Gareth Huw Davies

Business

From cat ladders to Bodleian balustrades – company goes with the flow

Atrium steel work, balconies, balustrades and walkways for Leadbitter Construction, Abingdon

Think companionways, cat ladders, balustrades, steel bridges and escape stairs. All of them important pieces of metalwork designed to make it easier to move about in buildings today.

Flowline’s interest in making useful things out of metal doesn’t stop there. The employees at the new George clothing factory at Lutterworth in Leicestershire now have a very convenient viewing deck, with glass balustrades. It’s a wonderful place to stand out in the sunshine and drink their morning coffee.

So is that a typical Flowline job?

Not really,” says Peter Stiegeler, who set up Flowline here in 1995.  “We are fabricators.  We take various pieces of steel and stitch them together. And add other materials, such as glass and wood.”

“Everything is supplied and installed by us. But there is no such animal as a standard job, because everything we do is bespoke.”

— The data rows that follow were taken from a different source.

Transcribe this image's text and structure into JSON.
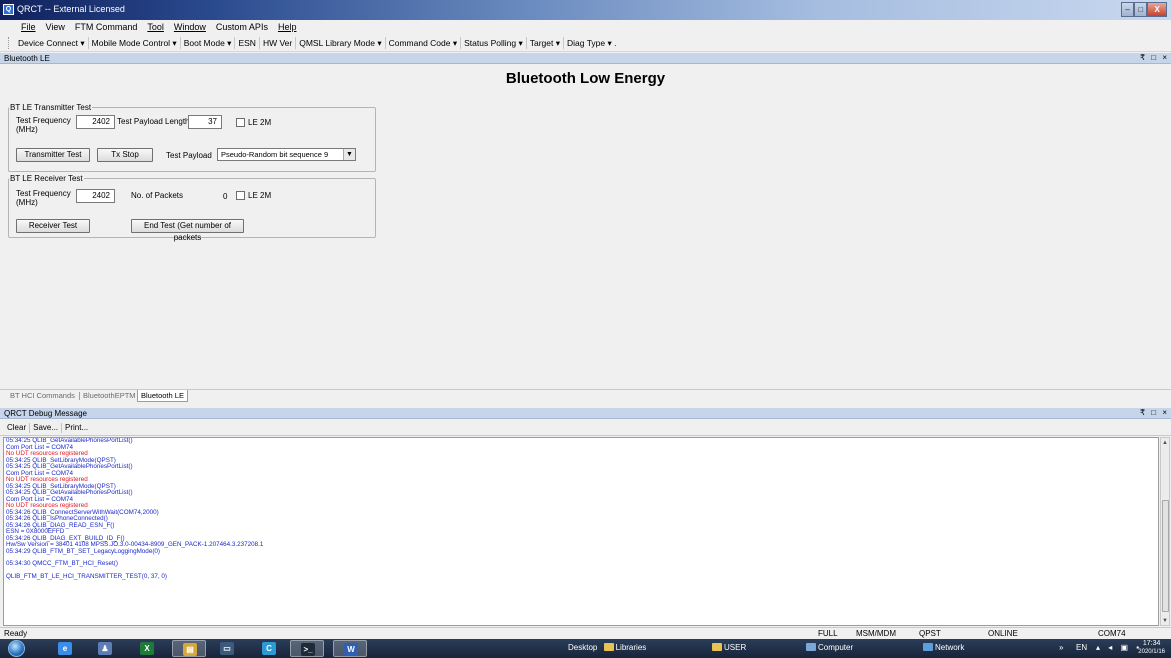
{
  "window": {
    "title": "QRCT -- External Licensed"
  },
  "menu": [
    {
      "label": "File",
      "u": true
    },
    {
      "label": "View",
      "u": false
    },
    {
      "label": "FTM Command",
      "u": false
    },
    {
      "label": "Tool",
      "u": true
    },
    {
      "label": "Window",
      "u": true
    },
    {
      "label": "Custom APIs",
      "u": false
    },
    {
      "label": "Help",
      "u": true
    }
  ],
  "toolbar": [
    "Device Connect ▾",
    "Mobile Mode Control ▾",
    "Boot Mode ▾",
    "ESN",
    "HW Ver",
    "QMSL Library Mode ▾",
    "Command Code ▾",
    "Status Polling ▾",
    "Target ▾",
    "Diag Type ▾ ."
  ],
  "ble_panel": {
    "header": "Bluetooth LE",
    "header_btns": "₹ □ ×",
    "title": "Bluetooth Low Energy",
    "tx": {
      "legend": "BT LE Transmitter Test",
      "freq_label": "Test Frequency (MHz)",
      "freq_value": "2402",
      "payload_len_label": "Test Payload Length",
      "payload_len_value": "37",
      "le2m_label": "LE 2M",
      "tx_test_btn": "Transmitter Test",
      "tx_stop_btn": "Tx Stop",
      "payload_label": "Test Payload",
      "payload_value": "Pseudo-Random bit sequence 9"
    },
    "rx": {
      "legend": "BT LE Receiver Test",
      "freq_label": "Test Frequency (MHz)",
      "freq_value": "2402",
      "packets_label": "No. of Packets",
      "packets_value": "0",
      "le2m_label": "LE 2M",
      "rx_test_btn": "Receiver Test",
      "end_test_btn": "End Test (Get number of packets"
    }
  },
  "doc_tabs": [
    "BT HCI Commands",
    "BluetoothEPTM",
    "Bluetooth LE"
  ],
  "debug_panel": {
    "header": "QRCT Debug Message",
    "header_btns": "₹ □ ×",
    "buttons": [
      "Clear",
      "Save...",
      "Print..."
    ],
    "lines": [
      {
        "t": "05:34:25  QLIB_GetAvailablePhonesPortList()",
        "c": "blue"
      },
      {
        "t": "Com Port List = COM74",
        "c": "blue"
      },
      {
        "t": "No UDT resources registered",
        "c": "red"
      },
      {
        "t": "05:34:25  QLIB_SetLibraryMode(QPST)",
        "c": "blue"
      },
      {
        "t": "05:34:25  QLIB_GetAvailablePhonesPortList()",
        "c": "blue"
      },
      {
        "t": "Com Port List = COM74",
        "c": "blue"
      },
      {
        "t": "No UDT resources registered",
        "c": "red"
      },
      {
        "t": "05:34:25  QLIB_SetLibraryMode(QPST)",
        "c": "blue"
      },
      {
        "t": "05:34:25  QLIB_GetAvailablePhonesPortList()",
        "c": "blue"
      },
      {
        "t": "Com Port List = COM74",
        "c": "blue"
      },
      {
        "t": "No UDT resources registered",
        "c": "red"
      },
      {
        "t": "05:34:26  QLIB_ConnectServerWithWait(COM74,2000)",
        "c": "blue"
      },
      {
        "t": "05:34:26  QLIB_IsPhoneConnected()",
        "c": "blue"
      },
      {
        "t": "05:34:26  QLIB_DIAG_READ_ESN_F()",
        "c": "blue"
      },
      {
        "t": "ESN = 0X8000EFFD",
        "c": "blue"
      },
      {
        "t": "05:34:26  QLIB_DIAG_EXT_BUILD_ID_F()",
        "c": "blue"
      },
      {
        "t": "Hw/Sw Version = 38401  4108  MPSS.JO.3.0-00434-8909_GEN_PACK-1.207464.3.237208.1",
        "c": "blue"
      },
      {
        "t": "05:34:29  QLIB_FTM_BT_SET_LegacyLoggingMode(0)",
        "c": "blue"
      },
      {
        "t": "",
        "c": "gap"
      },
      {
        "t": "05:34:30  QMCC_FTM_BT_HCI_Reset()",
        "c": "blue"
      },
      {
        "t": "",
        "c": "gap"
      },
      {
        "t": "QLIB_FTM_BT_LE_HCI_TRANSMITTER_TEST(0, 37, 0)",
        "c": "blue"
      }
    ]
  },
  "status": {
    "left": "Ready",
    "full": "FULL",
    "msm": "MSM/MDM",
    "qpst": "QPST",
    "online": "ONLINE",
    "port": "COM74"
  },
  "taskbar": {
    "apps": [
      {
        "name": "ie-icon",
        "label": "e",
        "color": "#3a8ee8",
        "active": false
      },
      {
        "name": "people-icon",
        "label": "♟",
        "color": "#5f7db5",
        "active": false
      },
      {
        "name": "excel-icon",
        "label": "X",
        "color": "#1f7a3a",
        "active": false
      },
      {
        "name": "explorer-icon",
        "label": "▤",
        "color": "#d6a73a",
        "active": true
      },
      {
        "name": "monitor-icon",
        "label": "▭",
        "color": "#3c5a7a",
        "active": false
      },
      {
        "name": "app-icon",
        "label": "C",
        "color": "#2d9ad6",
        "active": false
      },
      {
        "name": "terminal-icon",
        "label": ">_",
        "color": "#1e2a3a",
        "active": true
      },
      {
        "name": "word-icon",
        "label": "W",
        "color": "#2f5fb3",
        "active": true
      }
    ],
    "desktop": "Desktop",
    "libraries": "Libraries",
    "user": "USER",
    "computer": "Computer",
    "network": "Network",
    "lang": "EN",
    "time": "17:34",
    "date": "2020/1/16"
  }
}
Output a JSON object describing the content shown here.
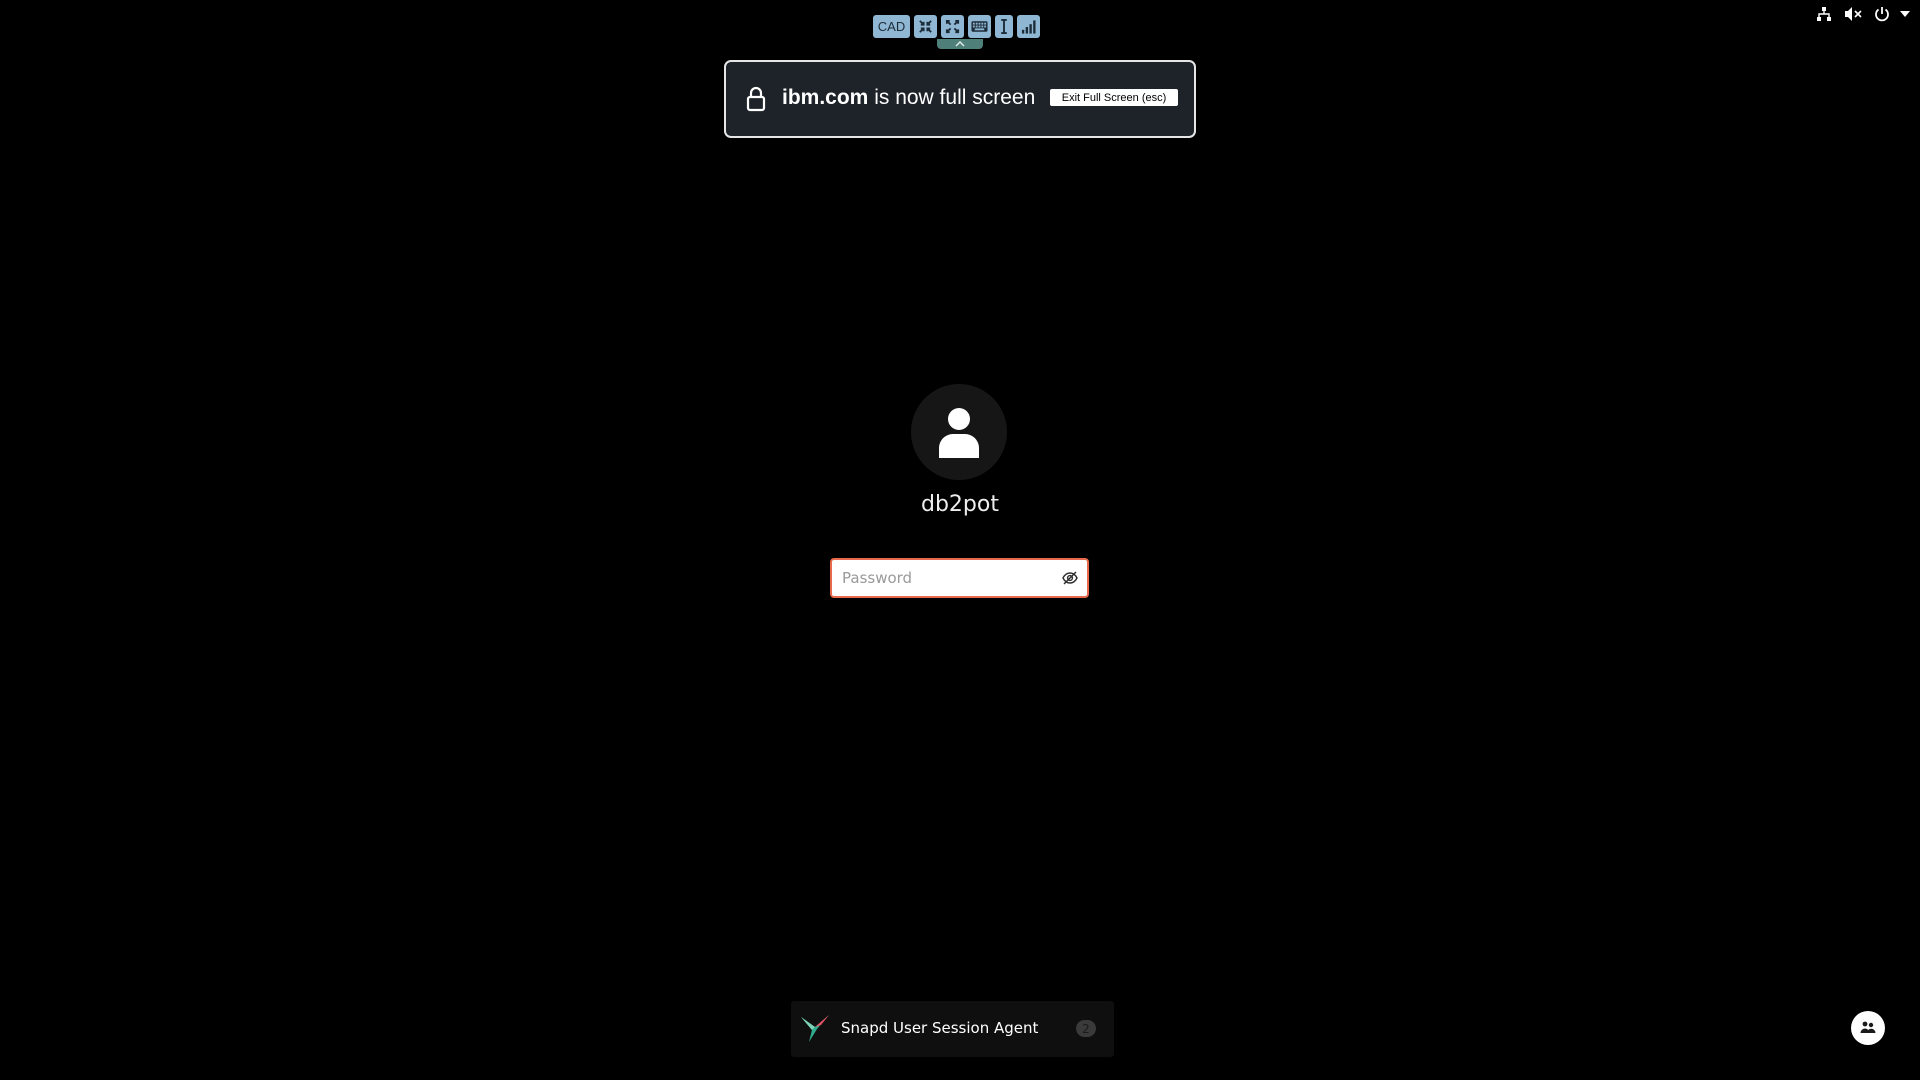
{
  "vnc_toolbar": {
    "cad_label": "CAD",
    "buttons": [
      "compress-icon",
      "expand-icon",
      "keyboard-icon",
      "text-cursor-icon",
      "signal-bars-icon"
    ],
    "collapse_icon": "chevron-up-icon",
    "button_color": "#8fb6d3"
  },
  "fullscreen_notice": {
    "domain": "ibm.com",
    "message": " is now full screen",
    "exit_label": "Exit Full Screen (esc)",
    "icon": "lock-icon"
  },
  "tray": {
    "icons": [
      "network-icon",
      "volume-muted-icon",
      "power-icon",
      "caret-down-icon"
    ]
  },
  "login": {
    "avatar_icon": "user-icon",
    "username": "db2pot",
    "password_placeholder": "Password",
    "password_value": "",
    "reveal_icon": "eye-slash-icon",
    "focus_color": "#e8694b"
  },
  "notification": {
    "icon": "snapd-bird-icon",
    "title": "Snapd User Session Agent",
    "count": "2"
  },
  "accessibility": {
    "icon": "accessibility-icon"
  }
}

Working in the construction and architectural sectors, the company handles every aspect of a project, from concept and design through to manufacture and installation. It provides consultation and advice, site services, drawings, manufacture, delivery and installation. It works with large blue-chip clients, state and educational bodies and private individuals. Jobs range in size from £30,000 up to £500,000.

Recent contracts sum up the range of work the company takes on. In one it had to build a balustrade in front of the Bodleian library in Oxford. “Not as straightforward as it sounds, as most of central Oxford is conservation area.”  The posts had to be anchored in the flagstones using a resin, leaving no trace, and that wasn’t easy.

Other projects include the roof steelwork and escape stairs on a building in London, balustrades and canopies at a school in Bicester, and safety screens and steel bridges at Culham Science Park.

“We chose this place because it was relatively cheap, and quite local to my home in Quainton,” says Peter. His company now has nine staff, and a very solid reputation in the region – it operates primarily within a 80 mile radius of Westcott.